Il Controguerra Doc (produzione limitata ad una piccola zona in provincia di Teramo) e il Tullum Doc (produzione del comune di Tollo, Chieti) valorizzano i principali vitigni autoctoni a bacca bianca come la Passerina e il Pecorino. Sono vini che spaziano dal floreale al fruttato, dalle caratteristiche aromatiche e sensoriali, un sapore fresco e persistente riconoscibile da un retrogusto amarognolo.
Complessivamente l’Abruzzo rappresenta una importante realtà vitivinicola dell’Italia centrale con una produzione che mediamente supera i 3,5 milioni di ettolitri di vino che, al di là del mercato nazionale, viene esportato in Germania, Stati Uniti e Canada.
Un bel grappolo d’uva fresco e polposo ricorda che l’uva è un frutto molto salutare sia per le sue proprietà depurative, da sempre note, ma anche per le sue virtù protettive.
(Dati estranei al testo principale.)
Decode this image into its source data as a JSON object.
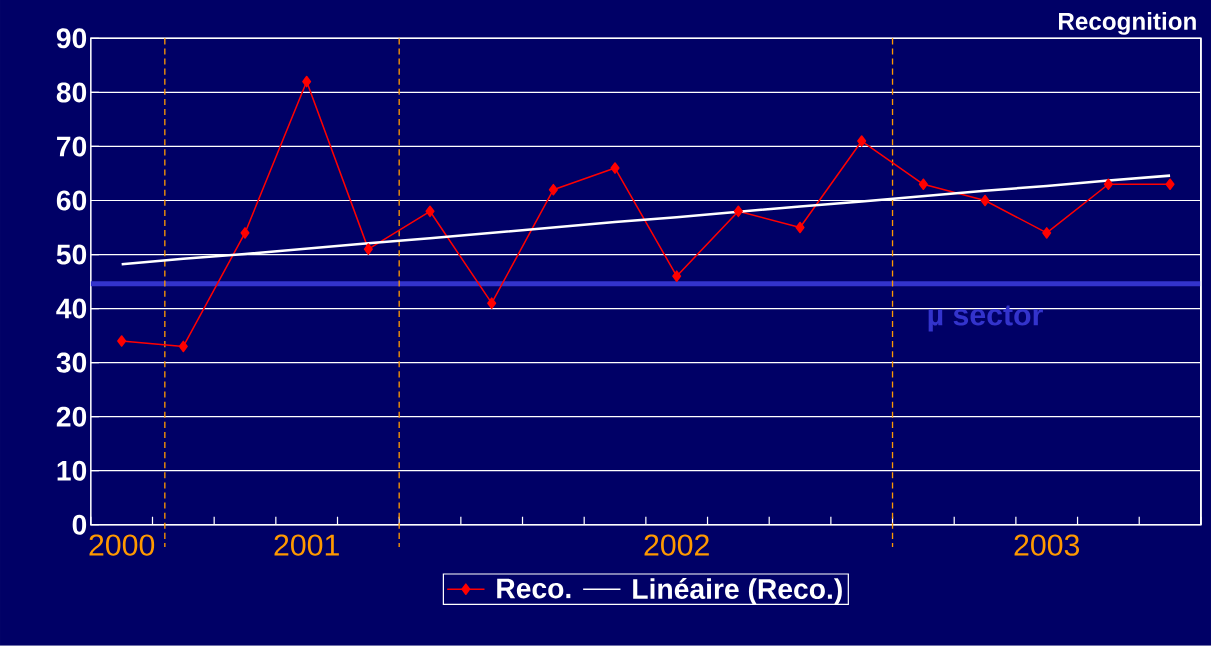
{
  "chart_data": {
    "type": "line",
    "ylabel": "Recognition",
    "categories": [
      "2000",
      null,
      null,
      "2001",
      null,
      null,
      null,
      null,
      null,
      "2002",
      null,
      null,
      null,
      null,
      null,
      "2003",
      null,
      null
    ],
    "series": [
      {
        "name": "Reco.",
        "color": "#ff0000",
        "marker": "diamond",
        "values": [
          34,
          33,
          54,
          82,
          51,
          58,
          41,
          62,
          66,
          46,
          58,
          55,
          71,
          63,
          60,
          54,
          63,
          63
        ]
      },
      {
        "name": "Linéaire (Reco.)",
        "color": "#ffffff",
        "marker": "none",
        "values": [
          48.2,
          49.2,
          50.1,
          51.1,
          52.1,
          53.0,
          54.0,
          55.0,
          56.0,
          56.9,
          57.9,
          58.9,
          59.8,
          60.8,
          61.8,
          62.7,
          63.7,
          64.6
        ]
      }
    ],
    "ylim": [
      0,
      90
    ],
    "yticks": [
      0,
      10,
      20,
      30,
      40,
      50,
      60,
      70,
      80,
      90
    ],
    "grid": "y",
    "legend": "bottom",
    "ref_lines": [
      {
        "axis": "y",
        "value": 44.6,
        "label": "µ sector",
        "color": "#3333cc",
        "line_style": "solid"
      }
    ]
  }
}
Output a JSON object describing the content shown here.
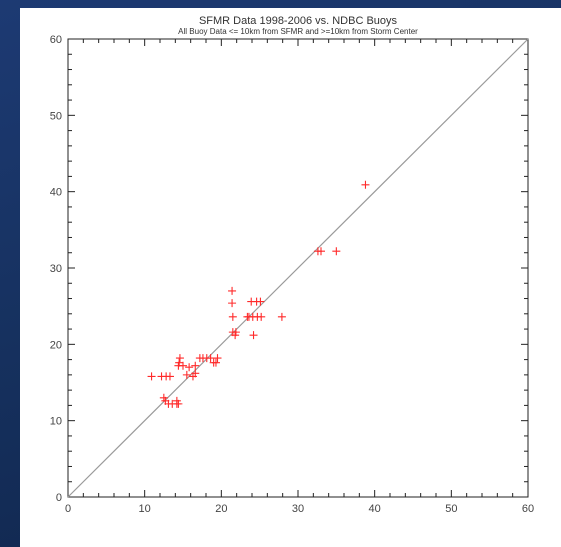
{
  "chart_data": {
    "type": "scatter",
    "title": "SFMR Data 1998-2006 vs. NDBC Buoys",
    "subtitle": "All Buoy Data <= 10km from SFMR and >=10km from Storm Center",
    "xlabel": "",
    "ylabel": "",
    "xlim": [
      0,
      60
    ],
    "ylim": [
      0,
      60
    ],
    "xticks": [
      0,
      10,
      20,
      30,
      40,
      50,
      60
    ],
    "yticks": [
      0,
      10,
      20,
      30,
      40,
      50,
      60
    ],
    "grid": false,
    "reference_line": {
      "from": [
        0,
        0
      ],
      "to": [
        60,
        60
      ]
    },
    "marker": "+",
    "color": "#ff2a2a",
    "points": [
      [
        10.9,
        15.8
      ],
      [
        12.2,
        15.8
      ],
      [
        12.8,
        15.8
      ],
      [
        13.3,
        15.8
      ],
      [
        12.5,
        13.0
      ],
      [
        12.7,
        12.6
      ],
      [
        13.1,
        12.2
      ],
      [
        13.6,
        12.2
      ],
      [
        14.2,
        12.2
      ],
      [
        14.2,
        12.6
      ],
      [
        14.4,
        12.2
      ],
      [
        14.4,
        17.2
      ],
      [
        14.5,
        17.6
      ],
      [
        14.6,
        18.2
      ],
      [
        15.0,
        17.2
      ],
      [
        15.5,
        16.0
      ],
      [
        15.8,
        17.0
      ],
      [
        16.3,
        15.8
      ],
      [
        16.6,
        16.2
      ],
      [
        16.6,
        17.2
      ],
      [
        17.2,
        18.2
      ],
      [
        17.6,
        18.2
      ],
      [
        18.1,
        18.2
      ],
      [
        18.6,
        18.2
      ],
      [
        19.0,
        17.6
      ],
      [
        19.3,
        17.6
      ],
      [
        19.5,
        18.2
      ],
      [
        21.4,
        27.0
      ],
      [
        21.4,
        25.4
      ],
      [
        21.5,
        23.6
      ],
      [
        21.5,
        21.6
      ],
      [
        21.8,
        21.2
      ],
      [
        21.9,
        21.6
      ],
      [
        23.4,
        23.6
      ],
      [
        23.6,
        23.6
      ],
      [
        23.9,
        25.6
      ],
      [
        24.1,
        23.6
      ],
      [
        24.2,
        21.2
      ],
      [
        24.6,
        25.6
      ],
      [
        24.7,
        23.6
      ],
      [
        25.1,
        25.6
      ],
      [
        25.2,
        23.6
      ],
      [
        27.9,
        23.6
      ],
      [
        32.6,
        32.2
      ],
      [
        33.0,
        32.2
      ],
      [
        35.0,
        32.2
      ],
      [
        38.8,
        40.9
      ]
    ]
  }
}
Gli antociani, che si concentrano prevalentemente nella buccia degli acini, sono preziosi per i vasi sanguigni (stabilizzano le pareti di arterie, vene e capillari), sono quindi un antidoto al processo di invecchiamento; la melatonina è utile a regolare il sonno, mentre il resveratrolo combatte il colesterolo cattivo migliorando il sistema cardiovascolare. La presenza di zuccheri, acido fosforico e silicio ha proprietà protettive per pelle e capelli e rende questo frutto un buon ricostituente del sistema nervoso. La sua azione diuretica è utile per frenare il formarsi della cellulite. Si è dimostrato che la composizione dell’uva ha alcuni punti di contatto con quella del latte materno, quindi frutto perfetto nel periodo di allattamento. Usiamola con fantasia, nelle insalate, come ornamento a piatti di pietanze, ma soprattutto non facciamola mancare nelle macedonie e proponiamola come festosa decorazione infilzando gli acini, magari alternati ad altri frutti, negli spiedini di ornamento in frullati, tè freddo, succo di arancia.